Oh yeah, a little back on topic..
Yeah, for my first couple years of University I didn't really meet anybody, or attempt to. I lived at home for the whole duration, so that made it easier. I've always been a loner, so I was happy to keep to myself, spend my spare time in computer labs, etc.
Towards the end of second-year, I was playing around with a Web-bot in a lab, and the guy sitting beside me asked what I was doing. I told him, and he knew all about Battle.net and was in his own clan and stuff. Since then, we hit it off to the point where I visited him while he was working in Alberta and I helped him get a job where I work. After meeting him, I met his friends, who I'm still not terribly close to, but I'm friendly with them.
Along with him, I entered our Co-op program (
http://coop.cs.umanitoba.ca). About 50 students/year are accepted into it (very few are rejected, that's all who apply). Usually about 3/4 of them (35 or so) are fairly sociable with each other, and we generally end up taking the same classes, since due to every second term being a work-term we're out-of-stream with the normal program. As a result, we end up being a fairly close group, and I met a lot of people I still talk to through that. It also helped that after entering Co-op, I discovered that another guy in co-op is my mom's cousin's son, and I don't know what the hell that makes us. But it helped to have family.
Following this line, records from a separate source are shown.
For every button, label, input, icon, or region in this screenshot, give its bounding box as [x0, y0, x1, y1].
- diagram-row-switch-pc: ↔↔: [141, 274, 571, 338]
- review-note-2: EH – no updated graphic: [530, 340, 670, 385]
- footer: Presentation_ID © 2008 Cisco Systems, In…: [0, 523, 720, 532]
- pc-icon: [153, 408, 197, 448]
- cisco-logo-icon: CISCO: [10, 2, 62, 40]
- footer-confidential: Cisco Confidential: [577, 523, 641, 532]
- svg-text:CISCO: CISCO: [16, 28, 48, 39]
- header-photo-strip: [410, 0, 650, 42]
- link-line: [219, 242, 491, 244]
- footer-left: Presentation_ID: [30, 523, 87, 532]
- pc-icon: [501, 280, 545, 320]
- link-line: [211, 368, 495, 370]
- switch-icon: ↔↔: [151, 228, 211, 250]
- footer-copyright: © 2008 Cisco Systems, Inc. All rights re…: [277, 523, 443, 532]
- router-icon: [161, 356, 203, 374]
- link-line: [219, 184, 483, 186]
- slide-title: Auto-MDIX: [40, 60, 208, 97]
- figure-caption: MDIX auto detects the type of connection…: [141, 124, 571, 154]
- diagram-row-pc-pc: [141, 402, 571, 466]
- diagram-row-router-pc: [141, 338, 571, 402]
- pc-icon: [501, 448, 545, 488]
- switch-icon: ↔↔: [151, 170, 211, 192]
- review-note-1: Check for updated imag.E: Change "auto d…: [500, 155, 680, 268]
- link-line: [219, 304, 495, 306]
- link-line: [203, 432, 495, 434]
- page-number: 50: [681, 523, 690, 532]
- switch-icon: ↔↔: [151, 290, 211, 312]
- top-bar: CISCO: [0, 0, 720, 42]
By the first half of my last (5th) year, I knew pretty much everybody in my classes varying from being comfortable talking to them to being pretty close friends. In the second half, a good majority of the people I knew graduated. However, at that point I have enough respect and comfort that I was spending a lot of time with the younger Co-ops and I ended up being friends with a lot of them. Towards the end, I had a lot of friends and I still keep in touch with most of them.